RPE tears can occur spontaneously or after treatment including laser photocoagulation, photodynamic therapy, and anti-VEGF intravitreal injections [8, 56, 77,78,79,80,81,82]. The spontaneous tear rate in the natural history of fibrovascular PED has been reported to be between 10% and 12.5% [3, 8, 76, 83]. The rate reported after anti-VEGF treatment ranges between 12% and 27% [82]. Factors associated with a high risk of RPE tear include increased PED height and a small ratio of CNV to PED size [84].

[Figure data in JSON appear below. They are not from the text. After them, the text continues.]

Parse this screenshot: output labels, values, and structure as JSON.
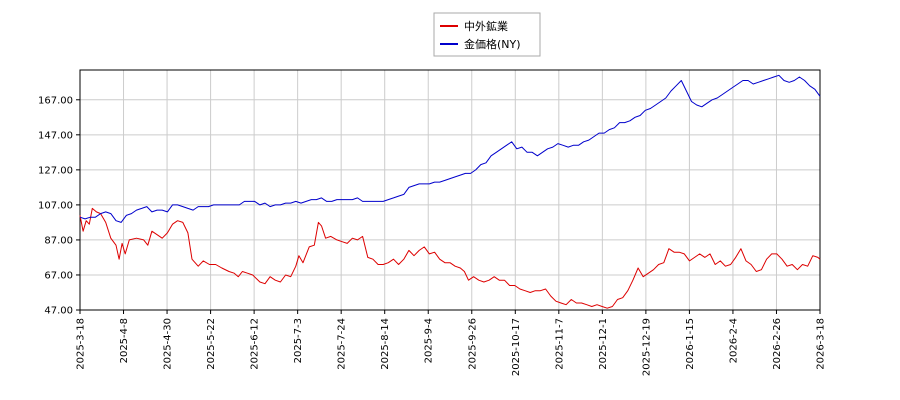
{
  "chart_data": {
    "type": "line",
    "title": "",
    "xlabel": "",
    "ylabel": "",
    "ylim": [
      47.0,
      184.0
    ],
    "y_ticks": [
      "47.00",
      "67.00",
      "87.00",
      "107.00",
      "127.00",
      "147.00",
      "167.00"
    ],
    "x_ticks": [
      "2025-3-18",
      "2025-4-8",
      "2025-4-30",
      "2025-5-22",
      "2025-6-12",
      "2025-7-3",
      "2025-7-24",
      "2025-8-14",
      "2025-9-4",
      "2025-9-26",
      "2025-10-17",
      "2025-11-7",
      "2025-12-1",
      "2025-12-19",
      "2026-1-15",
      "2026-2-4",
      "2026-2-26",
      "2026-3-18"
    ],
    "grid": true,
    "legend_position": "top-center",
    "series": [
      {
        "name": "中外鉱業",
        "color": "#dd0000",
        "points": [
          [
            0,
            101
          ],
          [
            0.3,
            92
          ],
          [
            0.6,
            98
          ],
          [
            0.9,
            96
          ],
          [
            1.2,
            105
          ],
          [
            1.6,
            103
          ],
          [
            2.0,
            102
          ],
          [
            2.5,
            97
          ],
          [
            3.0,
            88
          ],
          [
            3.5,
            84
          ],
          [
            3.8,
            76
          ],
          [
            4.1,
            85
          ],
          [
            4.4,
            79
          ],
          [
            4.8,
            87
          ],
          [
            5.5,
            88
          ],
          [
            6.2,
            87
          ],
          [
            6.6,
            84
          ],
          [
            7.0,
            92
          ],
          [
            7.5,
            90
          ],
          [
            8.0,
            88
          ],
          [
            8.5,
            91
          ],
          [
            9.0,
            96
          ],
          [
            9.5,
            98
          ],
          [
            10.0,
            97
          ],
          [
            10.5,
            91
          ],
          [
            10.9,
            76
          ],
          [
            11.5,
            72
          ],
          [
            12.0,
            75
          ],
          [
            12.6,
            73
          ],
          [
            13.2,
            73
          ],
          [
            13.8,
            71
          ],
          [
            14.5,
            69
          ],
          [
            15.0,
            68
          ],
          [
            15.4,
            66
          ],
          [
            15.8,
            69
          ],
          [
            16.3,
            68
          ],
          [
            16.8,
            67
          ],
          [
            17.5,
            63
          ],
          [
            18.0,
            62
          ],
          [
            18.5,
            66
          ],
          [
            19.0,
            64
          ],
          [
            19.5,
            63
          ],
          [
            20.0,
            67
          ],
          [
            20.5,
            66
          ],
          [
            21.0,
            72
          ],
          [
            21.3,
            78
          ],
          [
            21.7,
            74
          ],
          [
            22.3,
            83
          ],
          [
            22.8,
            84
          ],
          [
            23.2,
            97
          ],
          [
            23.5,
            95
          ],
          [
            23.9,
            88
          ],
          [
            24.4,
            89
          ],
          [
            25.0,
            87
          ],
          [
            25.5,
            86
          ],
          [
            26.0,
            85
          ],
          [
            26.5,
            88
          ],
          [
            27.0,
            87
          ],
          [
            27.5,
            89
          ],
          [
            28.0,
            77
          ],
          [
            28.5,
            76
          ],
          [
            29.0,
            73
          ],
          [
            29.5,
            73
          ],
          [
            30.0,
            74
          ],
          [
            30.5,
            76
          ],
          [
            31.0,
            73
          ],
          [
            31.5,
            76
          ],
          [
            32.0,
            81
          ],
          [
            32.5,
            78
          ],
          [
            33.0,
            81
          ],
          [
            33.5,
            83
          ],
          [
            34.0,
            79
          ],
          [
            34.5,
            80
          ],
          [
            35.0,
            76
          ],
          [
            35.5,
            74
          ],
          [
            36.0,
            74
          ],
          [
            36.5,
            72
          ],
          [
            37.0,
            71
          ],
          [
            37.4,
            69
          ],
          [
            37.8,
            64
          ],
          [
            38.3,
            66
          ],
          [
            38.8,
            64
          ],
          [
            39.3,
            63
          ],
          [
            39.8,
            64
          ],
          [
            40.3,
            66
          ],
          [
            40.8,
            64
          ],
          [
            41.3,
            64
          ],
          [
            41.8,
            61
          ],
          [
            42.3,
            61
          ],
          [
            42.8,
            59
          ],
          [
            43.3,
            58
          ],
          [
            43.8,
            57
          ],
          [
            44.3,
            58
          ],
          [
            44.8,
            58
          ],
          [
            45.3,
            59
          ],
          [
            45.8,
            55
          ],
          [
            46.3,
            52
          ],
          [
            46.8,
            51
          ],
          [
            47.3,
            50
          ],
          [
            47.8,
            53
          ],
          [
            48.3,
            51
          ],
          [
            48.8,
            51
          ],
          [
            49.3,
            50
          ],
          [
            49.8,
            49
          ],
          [
            50.3,
            50
          ],
          [
            50.8,
            49
          ],
          [
            51.3,
            48
          ],
          [
            51.8,
            49
          ],
          [
            52.3,
            53
          ],
          [
            52.8,
            54
          ],
          [
            53.3,
            58
          ],
          [
            53.8,
            64
          ],
          [
            54.3,
            71
          ],
          [
            54.8,
            66
          ],
          [
            55.3,
            68
          ],
          [
            55.8,
            70
          ],
          [
            56.3,
            73
          ],
          [
            56.8,
            74
          ],
          [
            57.3,
            82
          ],
          [
            57.8,
            80
          ],
          [
            58.3,
            80
          ],
          [
            58.8,
            79
          ],
          [
            59.3,
            75
          ],
          [
            59.8,
            77
          ],
          [
            60.3,
            79
          ],
          [
            60.8,
            77
          ],
          [
            61.3,
            79
          ],
          [
            61.8,
            73
          ],
          [
            62.3,
            75
          ],
          [
            62.8,
            72
          ],
          [
            63.3,
            73
          ],
          [
            63.8,
            77
          ],
          [
            64.3,
            82
          ],
          [
            64.8,
            75
          ],
          [
            65.3,
            73
          ],
          [
            65.8,
            69
          ],
          [
            66.3,
            70
          ],
          [
            66.8,
            76
          ],
          [
            67.3,
            79
          ],
          [
            67.8,
            79
          ],
          [
            68.3,
            76
          ],
          [
            68.8,
            72
          ],
          [
            69.3,
            73
          ],
          [
            69.8,
            70
          ],
          [
            70.3,
            73
          ],
          [
            70.8,
            72
          ],
          [
            71.3,
            78
          ],
          [
            71.8,
            77
          ],
          [
            72.0,
            76
          ]
        ]
      },
      {
        "name": "金価格(NY)",
        "color": "#0000cc",
        "points": [
          [
            0,
            100
          ],
          [
            0.5,
            99
          ],
          [
            1.0,
            100
          ],
          [
            1.5,
            100
          ],
          [
            2.0,
            102
          ],
          [
            2.5,
            103
          ],
          [
            3.0,
            102
          ],
          [
            3.5,
            98
          ],
          [
            4.0,
            97
          ],
          [
            4.5,
            101
          ],
          [
            5.0,
            102
          ],
          [
            5.5,
            104
          ],
          [
            6.0,
            105
          ],
          [
            6.5,
            106
          ],
          [
            7.0,
            103
          ],
          [
            7.5,
            104
          ],
          [
            8.0,
            104
          ],
          [
            8.5,
            103
          ],
          [
            9.0,
            107
          ],
          [
            9.5,
            107
          ],
          [
            10.0,
            106
          ],
          [
            10.5,
            105
          ],
          [
            11.0,
            104
          ],
          [
            11.5,
            106
          ],
          [
            12.0,
            106
          ],
          [
            12.5,
            106
          ],
          [
            13.0,
            107
          ],
          [
            13.5,
            107
          ],
          [
            14.0,
            107
          ],
          [
            14.5,
            107
          ],
          [
            15.0,
            107
          ],
          [
            15.5,
            107
          ],
          [
            16.0,
            109
          ],
          [
            16.5,
            109
          ],
          [
            17.0,
            109
          ],
          [
            17.5,
            107
          ],
          [
            18.0,
            108
          ],
          [
            18.5,
            106
          ],
          [
            19.0,
            107
          ],
          [
            19.5,
            107
          ],
          [
            20.0,
            108
          ],
          [
            20.5,
            108
          ],
          [
            21.0,
            109
          ],
          [
            21.5,
            108
          ],
          [
            22.0,
            109
          ],
          [
            22.5,
            110
          ],
          [
            23.0,
            110
          ],
          [
            23.5,
            111
          ],
          [
            24.0,
            109
          ],
          [
            24.5,
            109
          ],
          [
            25.0,
            110
          ],
          [
            25.5,
            110
          ],
          [
            26.0,
            110
          ],
          [
            26.5,
            110
          ],
          [
            27.0,
            111
          ],
          [
            27.5,
            109
          ],
          [
            28.0,
            109
          ],
          [
            28.5,
            109
          ],
          [
            29.0,
            109
          ],
          [
            29.5,
            109
          ],
          [
            30.0,
            110
          ],
          [
            30.5,
            111
          ],
          [
            31.0,
            112
          ],
          [
            31.5,
            113
          ],
          [
            32.0,
            117
          ],
          [
            32.5,
            118
          ],
          [
            33.0,
            119
          ],
          [
            33.5,
            119
          ],
          [
            34.0,
            119
          ],
          [
            34.5,
            120
          ],
          [
            35.0,
            120
          ],
          [
            35.5,
            121
          ],
          [
            36.0,
            122
          ],
          [
            36.5,
            123
          ],
          [
            37.0,
            124
          ],
          [
            37.5,
            125
          ],
          [
            38.0,
            125
          ],
          [
            38.5,
            127
          ],
          [
            39.0,
            130
          ],
          [
            39.5,
            131
          ],
          [
            40.0,
            135
          ],
          [
            40.5,
            137
          ],
          [
            41.0,
            139
          ],
          [
            41.5,
            141
          ],
          [
            42.0,
            143
          ],
          [
            42.5,
            139
          ],
          [
            43.0,
            140
          ],
          [
            43.5,
            137
          ],
          [
            44.0,
            137
          ],
          [
            44.5,
            135
          ],
          [
            45.0,
            137
          ],
          [
            45.5,
            139
          ],
          [
            46.0,
            140
          ],
          [
            46.5,
            142
          ],
          [
            47.0,
            141
          ],
          [
            47.5,
            140
          ],
          [
            48.0,
            141
          ],
          [
            48.5,
            141
          ],
          [
            49.0,
            143
          ],
          [
            49.5,
            144
          ],
          [
            50.0,
            146
          ],
          [
            50.5,
            148
          ],
          [
            51.0,
            148
          ],
          [
            51.5,
            150
          ],
          [
            52.0,
            151
          ],
          [
            52.5,
            154
          ],
          [
            53.0,
            154
          ],
          [
            53.5,
            155
          ],
          [
            54.0,
            157
          ],
          [
            54.5,
            158
          ],
          [
            55.0,
            161
          ],
          [
            55.5,
            162
          ],
          [
            56.0,
            164
          ],
          [
            56.5,
            166
          ],
          [
            57.0,
            168
          ],
          [
            57.5,
            172
          ],
          [
            58.0,
            175
          ],
          [
            58.5,
            178
          ],
          [
            59.0,
            172
          ],
          [
            59.5,
            166
          ],
          [
            60.0,
            164
          ],
          [
            60.5,
            163
          ],
          [
            61.0,
            165
          ],
          [
            61.5,
            167
          ],
          [
            62.0,
            168
          ],
          [
            62.5,
            170
          ],
          [
            63.0,
            172
          ],
          [
            63.5,
            174
          ],
          [
            64.0,
            176
          ],
          [
            64.5,
            178
          ],
          [
            65.0,
            178
          ],
          [
            65.5,
            176
          ],
          [
            66.0,
            177
          ],
          [
            66.5,
            178
          ],
          [
            67.0,
            179
          ],
          [
            67.5,
            180
          ],
          [
            68.0,
            181
          ],
          [
            68.5,
            178
          ],
          [
            69.0,
            177
          ],
          [
            69.5,
            178
          ],
          [
            70.0,
            180
          ],
          [
            70.5,
            178
          ],
          [
            71.0,
            175
          ],
          [
            71.5,
            173
          ],
          [
            72.0,
            169
          ]
        ]
      }
    ]
  }
}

There is a degree of controversy amongst clinicians regarding treatment after the formation of RPE tears. A retrospective analysis of data from three phase III randomized clinical trials showed that patients who continued treatment after an RPE tear had better visual outcomes [85]. A recent prospective study demonstrated that continued anti-VEGF treatment after an RPE tear resulted in stabilization of VA over 12 months [86]. These data suggest that anti-VEGF treatment after an RPE tear can be of benefit, and it should certainly be considered in patients with disease activity.

Conclusions

PED is a common feature of AMD and it is associated with different overlapping processes. It often results in loss of vision by either atrophy or CNV. Correct recognition of its various types with the aid of multimodal imaging is essential for appropriate management. Intravitreal anti-VEGF therapy is an effective treatment in the majority of eyes with fibrovascular PEDs, and similar VA outcomes have been reported with different treatment regimens. No association between anatomical and functional outcomes has been found, and therefore PED resolution is not always associated with vision improvement. Current trial data suggest that useful biomarkers for guiding treatment are the presence of IRF and SRF. When VA and PED size are stable, with no IRF or SRF, observation seems to be a reasonable approach.